Eine Schnecke weist den Weg

»Bekannt ist die Region mit elf historischen Städten für Wattwandern und Schlittschuhlaufen - und neuerdings auch immer mehr fürs Pilgern«, sagt Anke Dorenbos. Die Deutsche lebt seit über 20 Jahren in den Niederlanden und ist interkulturelle Businesstrainerin. Mit ihrer Arbeit für Merk Fryslân und The Dutch & German connection wirbt sie für den Tourismus in ihrer zweiten Heimat.

Ein großes gelbes Schneckenhaus leuchtet als Logo auf dem dunkelblauen Hinweisschild. Die Nordsee-Wellhornschnecke kennzeichnet seit 2000 den friesischen Jabikspaad (Jakobsweg). Der 150 Kilometer lange Abschnitt der sonst durch eine Jakobsmuschel repräsentierten Wallfahrtsroute ist der bekannteste Pilgerweg durch Friesland. Ausgangspunkt ist Sint Jacobiparochie - oder kurz: Sint Jabik. Das verträumte Städtchen mit 1400 Einwohnern liegt nordwestlich von Leeuwarden. Anfang des 16. Jahrhunderts war es als neues Dorf am Meer entstanden. Die neoklassizistische St.-Jakobs-Kirche in der Ortsmitte wird als Kulturhaus »De Groate Kirk« (Die Große Kirche) genutzt. Im Eingangsbereich ist das Pilgerinformationszentrum untergebracht.

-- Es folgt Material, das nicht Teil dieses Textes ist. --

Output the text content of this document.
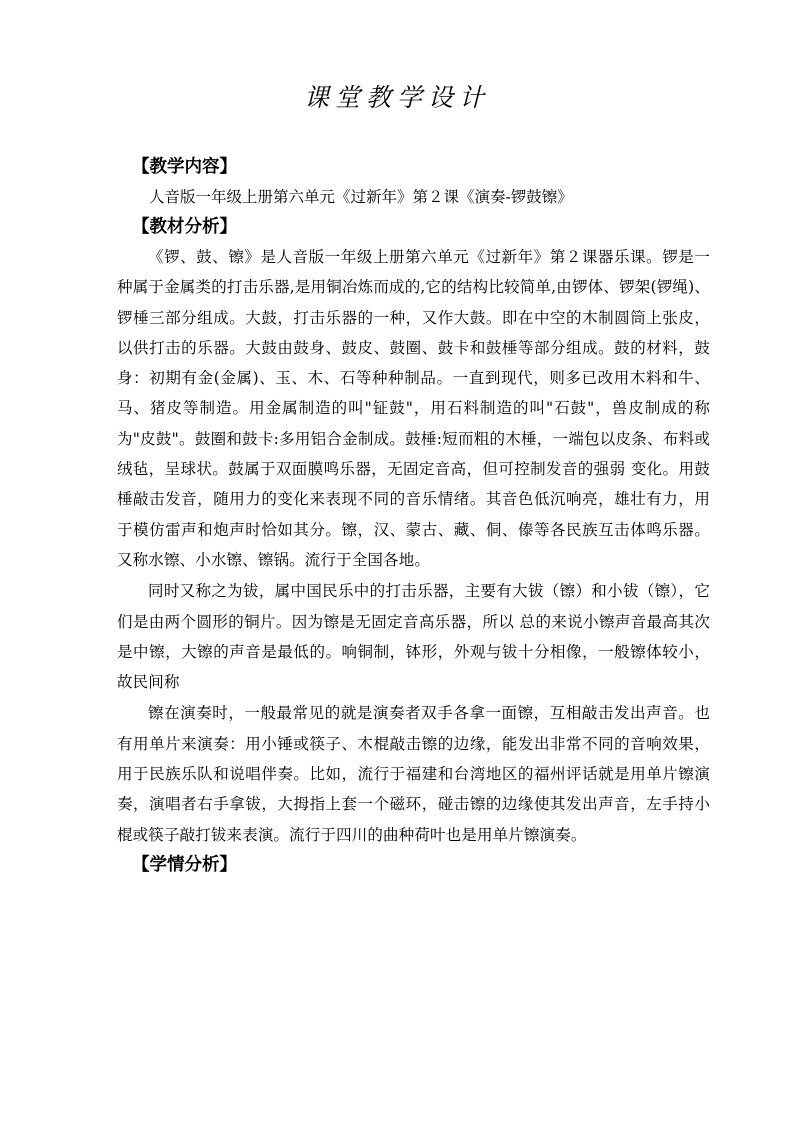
课堂教学设计
【教学内容】
人音版一年级上册第六单元《过新年》第２课《演奏-锣鼓镲》
【教材分析】

《锣、鼓、镲》是人音版一年级上册第六单元《过新年》第２课器乐课。锣是一种属于金属类的打击乐器,是用铜冶炼而成的,它的结构比较简单,由锣体、锣架(锣绳)、锣棰三部分组成。大鼓，打击乐器的一种，又作大鼓。即在中空的木制圆筒上张皮，以供打击的乐器。大鼓由鼓身、鼓皮、鼓圈、鼓卡和鼓棰等部分组成。鼓的材料，鼓身：初期有金(金属)、玉、木、石等种种制品。一直到现代，则多已改用木料和牛、马、猪皮等制造。用金属制造的叫"钲鼓"，用石料制造的叫"石鼓"，兽皮制成的称为"皮鼓"。鼓圈和鼓卡:多用铝合金制成。鼓棰:短而粗的木棰，一端包以皮条、布料或绒毡，呈球状。鼓属于双面膜鸣乐器，无固定音高，但可控制发音的强弱 变化。用鼓棰敲击发音，随用力的变化来表现不同的音乐情绪。其音色低沉响亮，雄壮有力，用于模仿雷声和炮声时恰如其分。镲，汉、蒙古、藏、侗、傣等各民族互击体鸣乐器。又称水镲、小水镲、镲锅。流行于全国各地。

同时又称之为钹，属中国民乐中的打击乐器，主要有大钹（镲）和小钹（镲），它们是由两个圆形的铜片。因为镲是无固定音高乐器，所以 总的来说小镲声音最高其次是中镲，大镲的声音是最低的。响铜制，钵形，外观与钹十分相像，一般镲体较小，故民间称

镲在演奏时，一般最常见的就是演奏者双手各拿一面镲，互相敲击发出声音。也有用单片来演奏：用小锤或筷子、木棍敲击镲的边缘，能发出非常不同的音响效果，用于民族乐队和说唱伴奏。比如，流行于福建和台湾地区的福州评话就是用单片镲演奏，演唱者右手拿钹，大拇指上套一个磁环，碰击镲的边缘使其发出声音，左手持小棍或筷子敲打钹来表演。流行于四川的曲种荷叶也是用单片镲演奏。

【学情分析】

Um den friesischen Teil des Jakobsweges auszuprobieren, wollen Àngel und seine Begleiter von Sint Jabik durch schöne Nordseelandschaft bis nach Akkrum an der Boorne laufen. Zur Übernachtung ist die Ievers-Kirche in Oosterwierum eingeplant. Das ehemalige kleine Gotteshaus bietet seit einigen Jahren als gemütliche Ferienunterkunft Platz für bis zu zehn Personen.

Straße der Sterne

»Der Legende nach soll bereits Karl der Große von einer Straße der Sterne geträumt haben, die vom Friesischen Meer zum Grab des Apostels Jakobs des Älteren bis nach Santiago de Compostela führte«, weiß Àngel, der in Spanien schon oft gepilgert ist. Nach der vollständigen Eingliederung Nordspaniens in das christliche Herrschaftsgebiet um das Jahr 930 wurde die Ruhestätte des Missionars sehr bald zum Ziel länderübergreifender Wallfahrten. Schon im elften Jahrhundert strömten dazu Pilger aus allen Teilen Europas nach Santiago de Compostela.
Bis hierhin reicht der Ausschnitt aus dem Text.